What do you mean by overhead railway? Like one that goes around the top of a room? If so, there are four that I work with and all of them support LGB F7s and LGB 2-4-0s with no problems. I would think that an Aristo C-16 would be fine, but I do not have any Aristo engines.


----------



## Ted Yarbrough (Jan 2, 2008)

Snoqualmie, 
Yes, one that goes around the top of a wall around the room. I think it is rather steady, everywhere but one place, where a bridge is installed. It may need some extra screws to sure it up. I'm just running the Bachmann Annie right now.


----------



## Jerry Barnes (Jan 2, 2008)

I think the Aristo C-16 is a fairly small locomotive at 1/24th scale-it's based on the old Delton C-16. So should not be a problem. Jerry


----------



## W3NZL (Jan 2, 2008)

I believe if I had a layout that I had to worry about whether the loco weighed 
8-10 lbs instead of 6, I'd sure tear that thing out and build something that I 
didn't have to worry about !!! 
Paul R...


----------



## Ted Yarbrough (Jan 2, 2008)

Paul R. 
You are correct! I can probably swing on the layout, except for one span where there is a bridge. The bridge sits on two supports that are screwed in FROM THE TOP SIDE. I may add a few screws to the bottom side, just for my satisfaction. I have run the Annie, and an LGB 2-4-0, as well as a Hartland railbus without any problems.
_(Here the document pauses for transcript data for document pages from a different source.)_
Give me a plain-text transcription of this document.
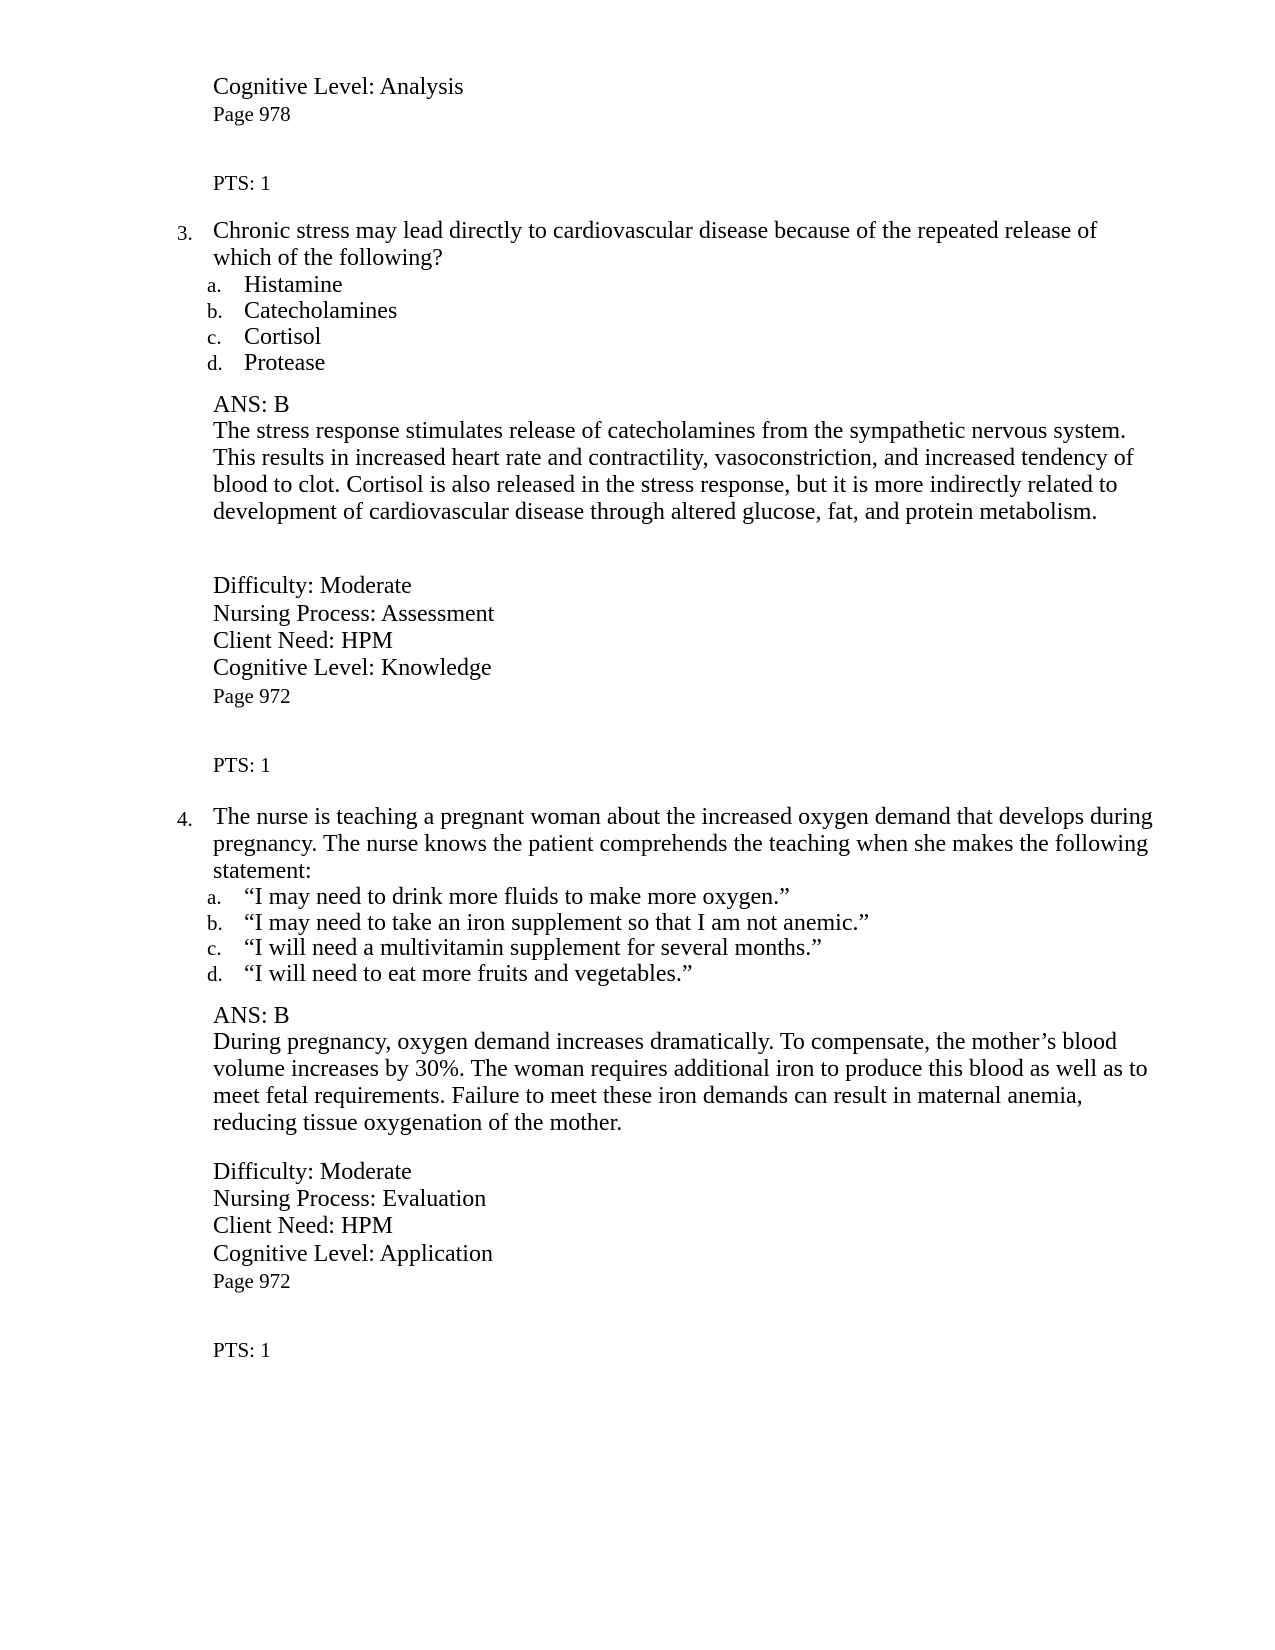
Cognitive Level: Analysis
Page 978
PTS: 1
3. Chronic stress may lead directly to cardiovascular disease because of the repeated release of which of the following?
a. Histamine
b. Catecholamines
c. Cortisol
d. Protease
ANS: B
The stress response stimulates release of catecholamines from the sympathetic nervous system. This results in increased heart rate and contractility, vasoconstriction, and increased tendency of blood to clot. Cortisol is also released in the stress response, but it is more indirectly related to development of cardiovascular disease through altered glucose, fat, and protein metabolism.
Difficulty: Moderate
Nursing Process: Assessment
Client Need: HPM
Cognitive Level: Knowledge
Page 972
PTS: 1
4. The nurse is teaching a pregnant woman about the increased oxygen demand that develops during pregnancy. The nurse knows the patient comprehends the teaching when she makes the following statement:
a. “I may need to drink more fluids to make more oxygen.”
b. “I may need to take an iron supplement so that I am not anemic.”
c. “I will need a multivitamin supplement for several months.”
d. “I will need to eat more fruits and vegetables.”
ANS: B
During pregnancy, oxygen demand increases dramatically. To compensate, the mother’s blood volume increases by 30%. The woman requires additional iron to produce this blood as well as to meet fetal requirements. Failure to meet these iron demands can result in maternal anemia, reducing tissue oxygenation of the mother.
Difficulty: Moderate
Nursing Process: Evaluation
Client Need: HPM
Cognitive Level: Application
Page 972
PTS: 1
I run the rest of my LGB Moguls and Forneys outdoors and was just thinking about adding the Aristo 2-8-0 C-16 to run overhead as well as outdoors. 
Still curious about the weight of the C-16. There is a train show in my area this weekend and I plan to look at one very carefully there!


----------



## Ted Yarbrough (Jan 2, 2008)

Friends, 
OK, I put a couple extra screws in the cleat supports at the bridge. Now it should hold about anything. I guess I'm still a little curious about the weight of the new C-16. Train show in Atlanta this weekend, so I will take a look at one.


----------



## TheLordsServant (Jul 7, 2008)

Not that it helps any, but my old Delton, albeit with some pieces missing weighs in right at 7.5 lbs The cab side has come off, as well as a few detail parts. This is for the engine alone. I think you'll be fine if the Bachmann Annie has no problems.


----------



## Ted Yarbrough (Jan 2, 2008)

Thanks Lords Servant!


----------



## stanman (Jan 4, 2008)

I worried about this when I was designing my layout. However, when I thought about it some, I realized that the track - and whatever is used for roadbed - distributes the weight across several hangers. No one hanger supports the entire weight of the loco. My layout has been up for nearly ten years, running a Croc and a couple of GE 4/4 II's - plus some smaller locos.


----------



## Ted Yarbrough (Jan 2, 2008)

Stan, 
WOW is about all I can say.


----------



## Ted Yarbrough (Jan 2, 2008)

Friends, 
The show was fun, as our club set up the display layout and ran trains. However, there were VERY few large scale dealers present. I fear the economy has hurt a one day show (fuel, lodging, meals, table-rental, etc). Several regular dealers were not present. No C-16's from Aristo to look at!


----------



## aceinspp (Jan 2, 2008)

Yep Ted what a bummer that no C-16 where available as I knew you had money burning your pocket to buy one. /DesktopModules/NTForums/themes/mls/emoticons/hehe.gif Later RJD


----------